The above mentioned de lege ferenda suggestions drive the scholar’s mind towards the idea of possible necessity of an entirely new constitution. Furthermore, this approach will allow giving an appropriate political-legislative answer of many new phenomena .g. bioethics issues), relations and problems that have emerged during the transition period between 1989 to the present day.

In conclusion, from the researcher’s point of view, a transition period is extremely interesting and fruitful one as a socio-political challenge and an academic troubleshooting task. Here is revealing an opportunity for social science to resound through the social silence with theses and debates on the most acute problems. The academics are responsible for producing the objective conclusions and possible answers. The transition period is a test for the capacity of the science’s potentials to fulfill its basic functions – analytical, teleological, prescribal and prognostical. Social sciences and especially Legal theory and Constitutional law always must fight for humanity and other basic legal-political values: rule of Law, human dignity, freedom, personal inviolability, right of defense, rational free choice, equal electoral rights, social evolution.

A suitable ending of the stated above are the words of a prominent writer and academic: “I believe that the order is better than chaos, creation – better than destruction. I prefer patience to violence, mercy to revenge… I think that knowledge is preferable to the ignorance… I believe in courtesy, in this ritual, by means of which we avoid to affect other people, satisfying our own person”[16].

Notes:

[1] Nenovski, N. Civil society – State – Law. S.: Lik, 1996, p. 46.

[2] See also: Hulsey, J. and J. Bielasiak.

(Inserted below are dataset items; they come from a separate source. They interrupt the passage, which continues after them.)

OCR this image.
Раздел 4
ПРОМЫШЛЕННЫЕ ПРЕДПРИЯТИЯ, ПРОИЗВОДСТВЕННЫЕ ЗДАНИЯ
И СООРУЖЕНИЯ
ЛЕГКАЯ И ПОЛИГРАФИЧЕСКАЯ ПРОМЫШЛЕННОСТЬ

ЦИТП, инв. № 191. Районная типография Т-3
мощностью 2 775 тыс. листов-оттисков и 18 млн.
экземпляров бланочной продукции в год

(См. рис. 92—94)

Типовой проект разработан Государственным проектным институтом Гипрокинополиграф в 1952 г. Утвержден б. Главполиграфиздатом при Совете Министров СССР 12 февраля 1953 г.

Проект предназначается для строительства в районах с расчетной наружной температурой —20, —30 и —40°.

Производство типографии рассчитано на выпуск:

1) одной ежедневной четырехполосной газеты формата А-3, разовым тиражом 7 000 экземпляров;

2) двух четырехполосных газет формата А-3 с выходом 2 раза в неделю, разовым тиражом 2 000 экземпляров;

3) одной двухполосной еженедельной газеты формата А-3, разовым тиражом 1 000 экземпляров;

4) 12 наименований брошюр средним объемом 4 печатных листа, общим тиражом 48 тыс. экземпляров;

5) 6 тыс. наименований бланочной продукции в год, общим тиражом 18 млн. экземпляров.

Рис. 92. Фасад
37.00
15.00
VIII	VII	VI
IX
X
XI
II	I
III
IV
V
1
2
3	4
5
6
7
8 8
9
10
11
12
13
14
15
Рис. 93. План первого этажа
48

Party System Determinants of Electoral Reform in Post-communist States. – In: Comparative Communist and Post-Communist Studies 46:1, 2013, p. 2, 5, 6.

[3] Concerning the notion “veto player” in the constitutional theory see: Tsebelis, G. Veto Players. How Political Institutions Work. New York, 2002.

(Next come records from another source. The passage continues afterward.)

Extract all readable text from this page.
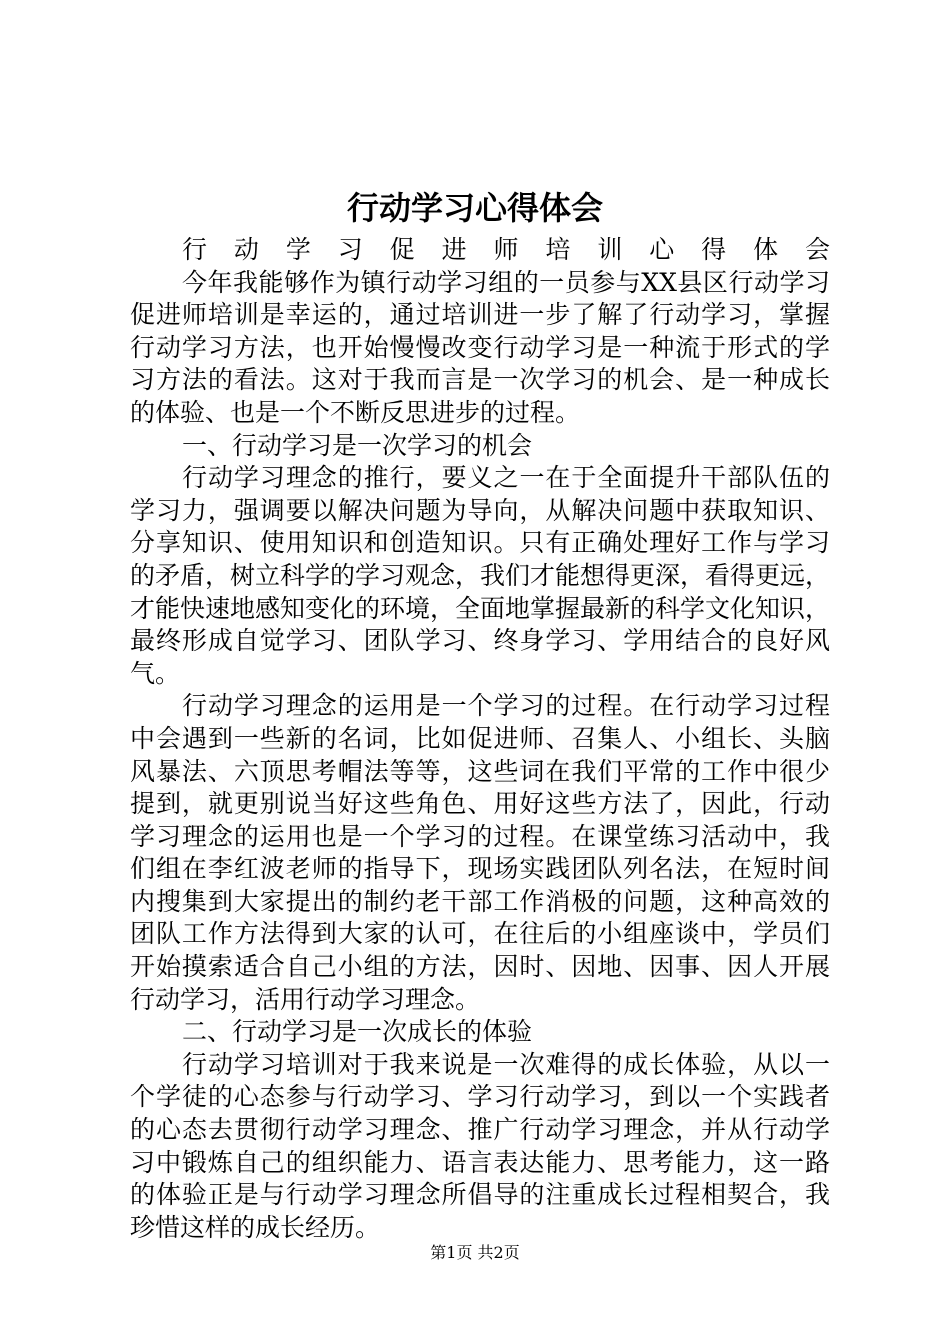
行动学习心得体会
行动学习促进师培训心得体会
今年我能够作为镇行动学习组的一员参与XX县区行动学习
促进师培训是幸运的，通过培训进一步了解了行动学习，掌握
行动学习方法，也开始慢慢改变行动学习是一种流于形式的学
习方法的看法。这对于我而言是一次学习的机会、是一种成长
的体验、也是一个不断反思进步的过程。
一、行动学习是一次学习的机会
行动学习理念的推行，要义之一在于全面提升干部队伍的
学习力，强调要以解决问题为导向，从解决问题中获取知识、
分享知识、使用知识和创造知识。只有正确处理好工作与学习
的矛盾，树立科学的学习观念，我们才能想得更深，看得更远，
才能快速地感知变化的环境，全面地掌握最新的科学文化知识，
最终形成自觉学习、团队学习、终身学习、学用结合的良好风
气。
行动学习理念的运用是一个学习的过程。在行动学习过程
中会遇到一些新的名词，比如促进师、召集人、小组长、头脑
风暴法、六顶思考帽法等等，这些词在我们平常的工作中很少
提到，就更别说当好这些角色、用好这些方法了，因此，行动
学习理念的运用也是一个学习的过程。在课堂练习活动中，我
们组在李红波老师的指导下，现场实践团队列名法，在短时间
内搜集到大家提出的制约老干部工作消极的问题，这种高效的
团队工作方法得到大家的认可，在往后的小组座谈中，学员们
开始摸索适合自己小组的方法，因时、因地、因事、因人开展
行动学习，活用行动学习理念。
二、行动学习是一次成长的体验
行动学习培训对于我来说是一次难得的成长体验，从以一
个学徒的心态参与行动学习、学习行动学习，到以一个实践者
的心态去贯彻行动学习理念、推广行动学习理念，并从行动学
习中锻炼自己的组织能力、语言表达能力、思考能力，这一路
的体验正是与行动学习理念所倡导的注重成长过程相契合，我
珍惜这样的成长经历。
第1页 共2页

[4] See: Knutsen, O. Social Structure, Social Coalitions and Party Choice in Hungary. In: Communist and PostCommunist Studies 46:1, 2013, p. 37.

[5] Ibidem, p. 25.

[6] Building up a free civil society requires cooperation between state and the autonomous structures of the society. The state legal regulations should play a role of legal framework of this fruitful process. The problem is that these social structures are not enough stable and powerful so as to fulfill their functions. There are many obstacles in this direction. See also: Nenovski, N. Op. cit., p. 45.

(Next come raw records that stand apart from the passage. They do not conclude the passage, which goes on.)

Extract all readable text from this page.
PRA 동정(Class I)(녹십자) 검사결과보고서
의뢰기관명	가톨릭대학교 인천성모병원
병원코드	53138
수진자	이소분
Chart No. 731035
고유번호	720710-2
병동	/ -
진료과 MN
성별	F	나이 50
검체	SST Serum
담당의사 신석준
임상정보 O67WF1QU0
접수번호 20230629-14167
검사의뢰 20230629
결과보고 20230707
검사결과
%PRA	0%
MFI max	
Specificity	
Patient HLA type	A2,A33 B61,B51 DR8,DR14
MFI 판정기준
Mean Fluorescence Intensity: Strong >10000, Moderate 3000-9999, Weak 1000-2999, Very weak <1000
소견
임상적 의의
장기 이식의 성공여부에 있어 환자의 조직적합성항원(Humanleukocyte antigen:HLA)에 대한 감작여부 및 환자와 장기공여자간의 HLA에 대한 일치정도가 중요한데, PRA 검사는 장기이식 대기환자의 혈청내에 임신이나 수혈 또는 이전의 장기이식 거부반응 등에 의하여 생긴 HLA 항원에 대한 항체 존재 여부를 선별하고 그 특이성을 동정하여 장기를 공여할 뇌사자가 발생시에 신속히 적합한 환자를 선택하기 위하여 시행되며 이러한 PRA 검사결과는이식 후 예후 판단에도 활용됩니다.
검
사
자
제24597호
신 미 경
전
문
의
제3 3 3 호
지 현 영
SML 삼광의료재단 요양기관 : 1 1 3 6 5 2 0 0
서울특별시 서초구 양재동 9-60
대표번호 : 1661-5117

[7] Some papers confirm this suggestion. See: Kunovich, R. Political Knowledge in Poland. – In: Communist and Post-Communist Studies 46:1, 2013, p. 76.

[8] Bobbio, N. The Future of Democracy. S., 1995, p. 22.

[9] See also: Hulsey, J. and J. Bielasiak. Op cit., p. 4, 5.

[10] See also: Ipsen, J. Staatsrecht I: Staatsorganisationsrecht. Luchterhand, 2001.

[11] See also: Belov, M. Political Parties and Democratic State in the Contemporary German Constitutional Model. S.: Sibi, 2007; Nohlen, D. Wahlrecht und Parteiensystem. Zur Theorie der Wahlsysteme. Opladen, 2004.

[12] See Kyosev, I. State and Society in Crisis. Legal-political Dilemma – Changes and/or Values. – In: Society and Law, 2013, No. 8, p. 78.

[13] See also: Rousseau, J.-J. Du Contrat social ou Principes du droit politique. S., 1988, pp. 161-164; Bobbio, N. Op. cit., p. 14.

[14] See also: Tanchev, E., M. Belov. Contemporary Constitutional Law. S.: Sibi, 2009, pp. 410-412.

[15] Kyosev, I. 24 Years Parliamentary Democracy. And Now to Where? – In: Society and Law, 2013, No. 2, p. 16.

[16] Clark, K. Civilization. S., 1989, pp. 380-381.